Gold May Advance as Sovereign-Finance Concern Stokes Demand; Silver Gains
By May 10, 2011 6:47 PM GMT+0800
- Gold may rise for a third day in London as concern aboutEurope’s debt woes spurs demand for precious metals as a protection of wealth. Silver gained.
Standard & Poor’s yesterday downgraded Greece’s credit rating for the fourth time since April 2010, rekindling concern the region’s debt crisis is escalating. Silver extended its rebound after dropping into a bear market last week.

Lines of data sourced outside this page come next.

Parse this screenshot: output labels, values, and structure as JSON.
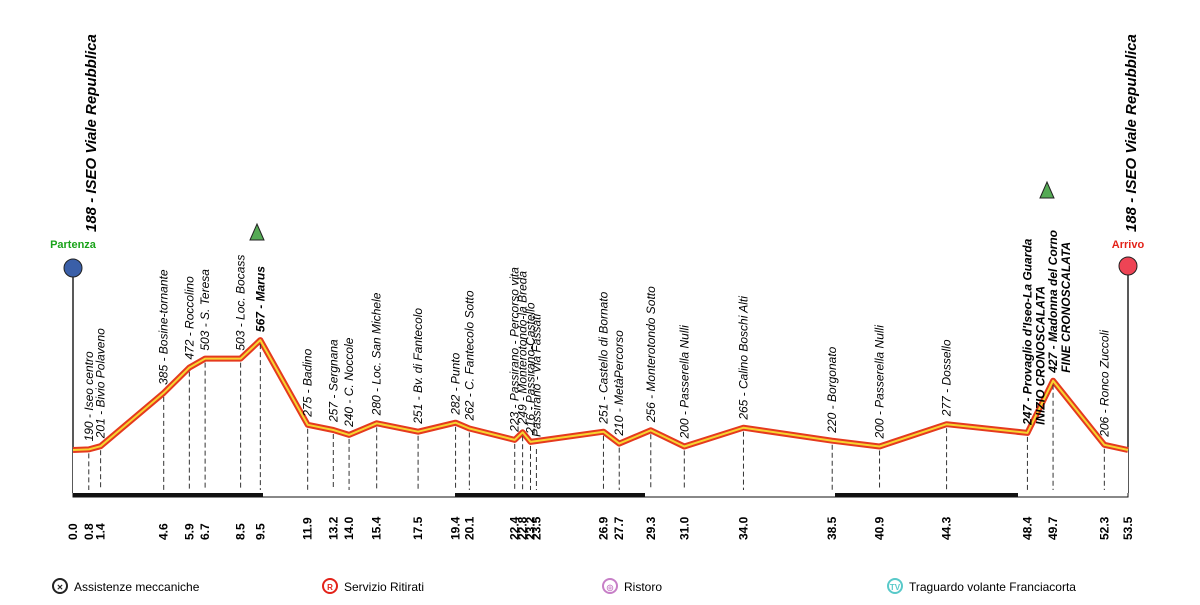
{
  "start": {
    "label": "188 - ISEO Viale Repubblica",
    "tag": "Partenza"
  },
  "finish": {
    "label": "188 - ISEO Viale Repubblica",
    "tag": "Arrivo"
  },
  "waypoints": [
    {
      "km": "0.0",
      "label": "188 - ISEO Viale Repubblica",
      "hidden": true
    },
    {
      "km": "0.8",
      "label": "190 - Iseo centro"
    },
    {
      "km": "1.4",
      "label": "201 - Bivio Polaveno"
    },
    {
      "km": "4.6",
      "label": "385 - Bosine-tornante"
    },
    {
      "km": "5.9",
      "label": "472 - Roccolino"
    },
    {
      "km": "6.7",
      "label": "503 - S. Teresa"
    },
    {
      "km": "8.5",
      "label": "503 - Loc. Bocass"
    },
    {
      "km": "9.5",
      "label": "567 - Marus",
      "bold": true
    },
    {
      "km": "11.9",
      "label": "275 - Badino"
    },
    {
      "km": "13.2",
      "label": "257 - Sergnana"
    },
    {
      "km": "14.0",
      "label": "240 - C. Noccole"
    },
    {
      "km": "15.4",
      "label": "280 - Loc. San Michele"
    },
    {
      "km": "17.5",
      "label": "251 - Bv. di Fantecolo"
    },
    {
      "km": "19.4",
      "label": "282 - Punto"
    },
    {
      "km": "20.1",
      "label": "262 - C. Fantecolo Sotto"
    },
    {
      "km": "22.4",
      "label": "223 - Passirano - Percorso vita"
    },
    {
      "km": "22.8",
      "label": "249 - Monterotondo-la Breda"
    },
    {
      "km": "23.2",
      "label": "216 - Passirano-Castello"
    },
    {
      "km": "23.5",
      "label": "Passirano - Via Fassati"
    },
    {
      "km": "26.9",
      "label": "251 - Castello di Bornato"
    },
    {
      "km": "27.7",
      "label": "210 - MetàPercorso"
    },
    {
      "km": "29.3",
      "label": "256 - Monterotondo Sotto"
    },
    {
      "km": "31.0",
      "label": "200 - Passerella Nulli"
    },
    {
      "km": "34.0",
      "label": "265 - Calino Boschi Alti"
    },
    {
      "km": "38.5",
      "label": "220 - Borgonato"
    },
    {
      "km": "40.9",
      "label": "200 - Passerella Nulli"
    },
    {
      "km": "44.3",
      "label": "277 - Dossello"
    },
    {
      "km": "48.4",
      "label": "247 - Provaglio d'Iseo-La Guarda",
      "note": "INIZIO CRONOSCALATA",
      "bold": true
    },
    {
      "km": "49.7",
      "label": "427 - Madonna del Corno",
      "note": "FINE CRONOSCALATA",
      "bold": true
    },
    {
      "km": "52.3",
      "label": "206 - Ronco Zuccoli"
    },
    {
      "km": "53.5",
      "label": "188 - ISEO Viale Repubblica",
      "hidden": true
    }
  ],
  "legend": [
    {
      "symbol": "✕",
      "label": "Assistenze meccaniche",
      "color": "#222"
    },
    {
      "symbol": "R",
      "label": "Servizio Ritirati",
      "color": "#e32219"
    },
    {
      "symbol": "◎",
      "label": "Ristoro",
      "color": "#c77fc7"
    },
    {
      "symbol": "TV",
      "label": "Traguardo volante Franciacorta",
      "color": "#58c9c9"
    }
  ]
}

“Economic uncertainties in the monetary union and fears over peripheral debt were returning to the focus yet again,” Andrey Kryuchenkov, an analyst at VTB Capital in London, said in a report to clients. “In the short run, bullion is likely to remain well supported, also helped by physical activity picking up inAsia amid seasonal demand.”
Immediate-delivery gold rose $1.68, or 0.1 percent, to $1,514.43 an ounce by 11:25 a.m. inLondon. Prices declined 4.4 percent last week after climbing to a record $1,577.57 on May 2. Gold for June delivery was 0.8 percent higher at $1,515.20 an ounce on the Comex in New York.
Bullion rose to $1,517.25 an ounce in the morning “fixing” in London, used by some mining companies to sell output, from $1,502 at yesterday’s afternoon fixing. Prices have gained the past 10 years, the longest run of gains since at least 1920.
S&P lowered Greece’s credit rating to B from BB- yesterday, saying that further reductions are possible. Another cut would make Greece the lowest-rated nation in Europe. European Central Bank Executive Board member Lorenzo Bini Smaghi said allowing a euro-area member state to default on or restructure its debt would create more difficulties than it solves.
Silver Rebounds
Silver futures slumped 27 percent on the Comex last week, the worst weekly drop since at least 1975, as investors sold commodities from oil to copper and exchange owner CME Group Inc. (CME) increased the cost of making new speculative positions. The metal slid as much as 34 percent since reaching a 31-year high of $49.845 an ounce on April 25. A bear market is defined by some investors as a decline of 20 percent or more.
Silver for July delivery gained 3.3 percent to $38.335 an ounce on the Comex. The metal for immediate delivery was 1.3 percent higher at $38.3525 in London. Spot prices touched a record $49.79 on April 25.
“The bounce in silver is not too surprising” as there’s “a strong market appetite to buy anything on the dip,” Mark Pervan, commodity analyst at Australia & New Zealand Banking Group Ltd. in Melbourne, wrote in a note. The downgrading of Greece “reaffirms the reason why investors require the safe- haven support of the precious-metals market.”
Silver assets held in exchange traded products fell for a sixth day yesterday, dropping 176.56 metric tons, or 1.2 percent, to a six-month low of 14,191.21 tons, data compiled by Bloomberg show. Gold ETP holdings fell 3.12 tons, or 0.2 percent, to 2,054.64 tons yesterday, data showed.
Palladium for immediate delivery was up 0.6 percent at $733.75 an ounce. Platinum was little changed at $1,796.55 an ounce.